The offence was held to comprise two elements: performing an act capable of encouraging or assisting the suicide (the actus reus) and establishing that the act was intended to encourage or assist the suicide (the mens rea). It was not necessary that the act actually encouraged or assisted the suicide, only that it was capable of doing so. Thus, the actus reus was objective, whereas the mens rea was subjective.
It was concluded that the widow had not wanted her husband to go to the Dignitas Clinic. However, it was her actions that made the trip possible. Therefore, when viewed objectively, the acts of the widow were capable of assisting suicide, and she had the necessary intent to help her husband end his life, despite her objections. This meant the elements to constitute an offence under section 2 of the Suicide Act were satisfied.
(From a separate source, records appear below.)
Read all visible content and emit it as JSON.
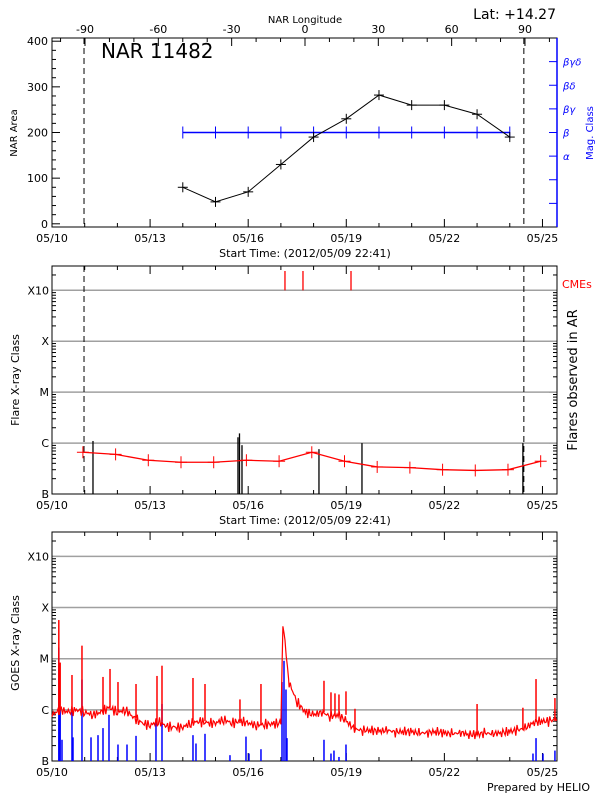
{
  "colors": {
    "axis": "#000000",
    "mag_class": "#0000ff",
    "flare_curve": "#ff0000",
    "cme": "#ff0000",
    "goes_long": "#ff0000",
    "goes_short": "#0000ff",
    "grid": "#a0a0a0"
  },
  "footer": "Prepared by HELIO",
  "chart_data": [
    {
      "type": "line",
      "title": "NAR 11482",
      "top_axis_label": "NAR Longitude",
      "annotation": "Lat: +14.27",
      "xlabel": "Start Time: (2012/05/09 22:41)",
      "ylabel": "NAR Area",
      "y2label": "Mag. Class",
      "xlim": [
        "05/10 00:00",
        "05/25 10:40"
      ],
      "xticks": [
        "05/10",
        "05/13",
        "05/16",
        "05/19",
        "05/22",
        "05/25"
      ],
      "ylim": [
        -7,
        407
      ],
      "yticks": [
        "0",
        "100",
        "200",
        "300",
        "400"
      ],
      "longitude_range": [
        -103.5,
        103.1
      ],
      "longitude_ticks": [
        "-90",
        "-60",
        "-30",
        "0",
        "30",
        "60",
        "90"
      ],
      "mag_class_range": [
        0,
        8
      ],
      "mag_class_ticks": [
        "",
        "",
        "α",
        "β",
        "βγ",
        "βδ",
        "βγδ"
      ],
      "limb_lines": [
        "05/10 23:30",
        "05/24 10:20"
      ],
      "x": [
        "05/14 00:00",
        "05/15 00:00",
        "05/16 00:00",
        "05/17 00:00",
        "05/18 00:00",
        "05/19 00:00",
        "05/20 00:00",
        "05/21 00:00",
        "05/22 00:00",
        "05/23 00:00",
        "05/24 00:00"
      ],
      "area": [
        80,
        48,
        70,
        130,
        190,
        230,
        282,
        260,
        260,
        240,
        190
      ],
      "mag_class": [
        "β",
        "β",
        "β",
        "β",
        "β",
        "β",
        "β",
        "β",
        "β",
        "β",
        "β"
      ]
    },
    {
      "type": "line",
      "xlabel": "Start Time: (2012/05/09 22:41)",
      "ylabel": "Flare X-ray Class",
      "y2label": "Flares observed in AR",
      "cme_label": "CMEs",
      "scale": "log",
      "grid": true,
      "xlim": [
        "05/10 00:00",
        "05/25 10:40"
      ],
      "xticks": [
        "05/10",
        "05/13",
        "05/16",
        "05/19",
        "05/22",
        "05/25"
      ],
      "ylim": [
        1e-07,
        0.003
      ],
      "yticks": [
        "B",
        "C",
        "M",
        "X",
        "X10"
      ],
      "limb_lines": [
        "05/10 23:30",
        "05/24 10:20"
      ],
      "x": [
        "05/10 22:41",
        "05/11 22:41",
        "05/12 22:41",
        "05/13 22:41",
        "05/14 22:41",
        "05/15 22:41",
        "05/16 22:41",
        "05/17 22:41",
        "05/18 22:41",
        "05/19 22:41",
        "05/20 22:41",
        "05/21 22:41",
        "05/22 22:41",
        "05/23 22:41",
        "05/24 22:41"
      ],
      "background_flux": [
        6.6e-07,
        6e-07,
        4.6e-07,
        4.2e-07,
        4.2e-07,
        4.6e-07,
        4.4e-07,
        6.6e-07,
        4.4e-07,
        3.4e-07,
        3.3e-07,
        3e-07,
        2.9e-07,
        3e-07,
        4.4e-07
      ],
      "flares": [
        {
          "t": "05/11 06:05",
          "flux": 1.1e-06
        },
        {
          "t": "05/15 16:30",
          "flux": 1.3e-06
        },
        {
          "t": "05/15 17:37",
          "flux": 1.55e-06
        },
        {
          "t": "05/15 19:27",
          "flux": 9.1e-07
        },
        {
          "t": "05/18 03:57",
          "flux": 7.6e-07
        },
        {
          "t": "05/19 11:31",
          "flux": 1e-06
        },
        {
          "t": "05/24 09:38",
          "flux": 1e-06
        }
      ],
      "cmes": [
        "05/17 03:00",
        "05/17 16:13",
        "05/19 03:28"
      ]
    },
    {
      "type": "line",
      "ylabel": "GOES X-ray Class",
      "scale": "log",
      "grid": true,
      "xlim": [
        "05/10 00:00",
        "05/25 10:40"
      ],
      "xticks": [
        "05/10",
        "05/13",
        "05/16",
        "05/19",
        "05/22",
        "05/25"
      ],
      "ylim": [
        1e-07,
        0.003
      ],
      "yticks": [
        "B",
        "C",
        "M",
        "X",
        "X10"
      ],
      "long_channel": [
        [
          "05/10 00:00",
          8e-07
        ],
        [
          "05/10 06:00",
          1e-06
        ],
        [
          "05/10 12:00",
          9e-07
        ],
        [
          "05/10 18:00",
          1e-06
        ],
        [
          "05/11 00:00",
          9e-07
        ],
        [
          "05/11 06:00",
          8e-07
        ],
        [
          "05/11 12:00",
          9e-07
        ],
        [
          "05/11 18:00",
          1.1e-06
        ],
        [
          "05/12 00:00",
          9e-07
        ],
        [
          "05/12 06:00",
          1e-06
        ],
        [
          "05/12 12:00",
          7e-07
        ],
        [
          "05/12 18:00",
          5.5e-07
        ],
        [
          "05/13 00:00",
          5e-07
        ],
        [
          "05/13 06:00",
          6e-07
        ],
        [
          "05/13 12:00",
          4.8e-07
        ],
        [
          "05/13 18:00",
          4.5e-07
        ],
        [
          "05/14 00:00",
          4.6e-07
        ],
        [
          "05/14 06:00",
          5.5e-07
        ],
        [
          "05/14 12:00",
          6e-07
        ],
        [
          "05/14 18:00",
          5.5e-07
        ],
        [
          "05/15 00:00",
          5.5e-07
        ],
        [
          "05/15 06:00",
          6.5e-07
        ],
        [
          "05/15 12:00",
          5.5e-07
        ],
        [
          "05/15 18:00",
          6e-07
        ],
        [
          "05/16 00:00",
          5.5e-07
        ],
        [
          "05/16 06:00",
          5e-07
        ],
        [
          "05/16 12:00",
          5.2e-07
        ],
        [
          "05/16 18:00",
          5.3e-07
        ],
        [
          "05/17 00:00",
          5.5e-07
        ],
        [
          "05/17 01:30",
          5.1e-05
        ],
        [
          "05/17 03:00",
          2e-05
        ],
        [
          "05/17 06:00",
          3.4e-06
        ],
        [
          "05/17 12:00",
          1.4e-06
        ],
        [
          "05/17 18:00",
          9e-07
        ],
        [
          "05/18 00:00",
          8e-07
        ],
        [
          "05/18 06:00",
          9e-07
        ],
        [
          "05/18 12:00",
          7.5e-07
        ],
        [
          "05/18 18:00",
          8e-07
        ],
        [
          "05/19 00:00",
          6e-07
        ],
        [
          "05/19 06:00",
          4.2e-07
        ],
        [
          "05/19 12:00",
          4e-07
        ],
        [
          "05/19 18:00",
          4e-07
        ],
        [
          "05/20 00:00",
          3.8e-07
        ],
        [
          "05/20 06:00",
          4e-07
        ],
        [
          "05/20 12:00",
          3.7e-07
        ],
        [
          "05/20 18:00",
          3.8e-07
        ],
        [
          "05/21 00:00",
          3.7e-07
        ],
        [
          "05/21 06:00",
          3.5e-07
        ],
        [
          "05/21 12:00",
          3.6e-07
        ],
        [
          "05/21 18:00",
          3.8e-07
        ],
        [
          "05/22 00:00",
          3.5e-07
        ],
        [
          "05/22 06:00",
          3.4e-07
        ],
        [
          "05/22 12:00",
          3.6e-07
        ],
        [
          "05/22 18:00",
          3.3e-07
        ],
        [
          "05/23 00:00",
          3.3e-07
        ],
        [
          "05/23 06:00",
          3.5e-07
        ],
        [
          "05/23 12:00",
          3.4e-07
        ],
        [
          "05/23 18:00",
          3.6e-07
        ],
        [
          "05/24 00:00",
          3.8e-07
        ],
        [
          "05/24 06:00",
          4e-07
        ],
        [
          "05/24 12:00",
          4.5e-07
        ],
        [
          "05/24 18:00",
          5.8e-07
        ],
        [
          "05/25 00:00",
          6e-07
        ],
        [
          "05/25 06:00",
          6e-07
        ],
        [
          "05/25 10:30",
          7e-07
        ]
      ],
      "long_channel_peaks": [
        [
          "05/10 05:00",
          5.7e-05
        ],
        [
          "05/10 06:00",
          8.4e-06
        ],
        [
          "05/10 14:40",
          4.8e-06
        ],
        [
          "05/10 22:00",
          1.8e-05
        ],
        [
          "05/11 13:26",
          4.4e-06
        ],
        [
          "05/11 18:35",
          6.3e-06
        ],
        [
          "05/12 00:26",
          3.5e-06
        ],
        [
          "05/12 13:40",
          3.2e-06
        ],
        [
          "05/13 05:04",
          4.6e-06
        ],
        [
          "05/13 08:44",
          7.3e-06
        ],
        [
          "05/14 07:29",
          4.2e-06
        ],
        [
          "05/14 16:18",
          3.2e-06
        ],
        [
          "05/15 17:58",
          1.6e-06
        ],
        [
          "05/16 09:23",
          3.2e-06
        ],
        [
          "05/18 07:38",
          3.7e-06
        ],
        [
          "05/18 12:46",
          2.2e-06
        ],
        [
          "05/18 15:42",
          2.1e-06
        ],
        [
          "05/18 18:38",
          2e-06
        ],
        [
          "05/18 23:47",
          2.3e-06
        ],
        [
          "05/19 06:23",
          1.05e-06
        ],
        [
          "05/23 00:00",
          1.3e-06
        ],
        [
          "05/24 09:38",
          1.1e-06
        ],
        [
          "05/24 19:16",
          4e-06
        ],
        [
          "05/25 09:09",
          1.7e-06
        ]
      ],
      "short_channel_peaks": [
        [
          "05/10 05:00",
          1.66e-05
        ],
        [
          "05/10 06:00",
          1.1e-06
        ],
        [
          "05/10 07:20",
          2.6e-07
        ],
        [
          "05/10 14:40",
          1.1e-06
        ],
        [
          "05/10 15:25",
          2.9e-07
        ],
        [
          "05/10 22:00",
          3.9e-06
        ],
        [
          "05/11 04:38",
          2.9e-07
        ],
        [
          "05/11 09:46",
          3.2e-07
        ],
        [
          "05/11 13:26",
          4.4e-07
        ],
        [
          "05/11 17:50",
          8e-07
        ],
        [
          "05/12 00:26",
          2.1e-07
        ],
        [
          "05/12 07:03",
          2.1e-07
        ],
        [
          "05/12 13:40",
          3.1e-07
        ],
        [
          "05/13 04:19",
          6.5e-07
        ],
        [
          "05/13 08:44",
          1.3e-06
        ],
        [
          "05/14 07:29",
          3.2e-07
        ],
        [
          "05/14 09:41",
          2.2e-07
        ],
        [
          "05/14 16:18",
          3.4e-07
        ],
        [
          "05/15 10:38",
          1.3e-07
        ],
        [
          "05/15 22:23",
          3e-07
        ],
        [
          "05/16 00:35",
          1.4e-07
        ],
        [
          "05/16 09:23",
          1.7e-07
        ],
        [
          "05/17 00:49",
          3.5e-06
        ],
        [
          "05/17 02:17",
          9.1e-06
        ],
        [
          "05/17 03:45",
          2.5e-06
        ],
        [
          "05/17 04:29",
          2.8e-07
        ],
        [
          "05/18 07:38",
          2.6e-07
        ],
        [
          "05/18 12:46",
          1.4e-07
        ],
        [
          "05/18 14:58",
          1.6e-07
        ],
        [
          "05/18 18:38",
          1.2e-07
        ],
        [
          "05/18 23:47",
          2.1e-07
        ],
        [
          "05/24 17:02",
          1.4e-07
        ],
        [
          "05/24 19:16",
          2.8e-07
        ],
        [
          "05/25 00:22",
          1.4e-07
        ],
        [
          "05/25 09:09",
          1.6e-07
        ]
      ]
    }
  ]
}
Once it was established that the forfeiture rule applied, as it did in this case, the Court may have regard to the Claimant’s conduct and material circumstances of the case when deciding whether or not to exercise its discretion.
The Court examined the dissenting decision of Lord Justice Mummery in Dunbar v Plant [1998] Ch. 412, [1997] 7 WLUK 487, whereby the scope of discretion was discussed, and paragraphs 43-45 of a publication issued by the Director of Public Prosecutions entitled “Suicide: Policy for Prosecutors in Respect of Cases of Encouraging or Assisting Suicide“, which set out the factors tending for and against prosecution. It was decided that although the dissenting opinion in Dunbar was not determinative, the fact the CPS declined to prosecute was a powerful factor in the Court granting relief from forfeiture.
Conclusion
It is safe to say that these types of cases will become more frequent. Regardless of what the law states, compared to even 10 years ago, people are more educated, wealthier, and have access to the information and means to take matters into their own hands when it comes to the right to die. Anyone who has loved knows that they would do anything to end their beloved’s suffering. And if relief from forfeiture is not granted, is it not a final insult to the bravery of the person who has taken matters into their own hands, to refuse to honour their last wishes via their Will? Or do we need to stand firm, and apply the law rigidly, until Parliament resolves the matter of whether a human being has the right to decide when to die?
What do you think?
One Response
As someone who has lived with her mother literally dying with dementia for over five years I really feel for anyone who assists their loved one to die at a time of their choosing. It can’t be easy, but because of dementia my mother doesn’t even have the ability to make a decision to end her life. I know that if she had any idea of what her life now is like, she would waste no time in exploring her options and carrying them out. Without my assistance and a cocktail of (prescribed) drugs she would have died at least four years ago with far more dignity than is ahead of us now.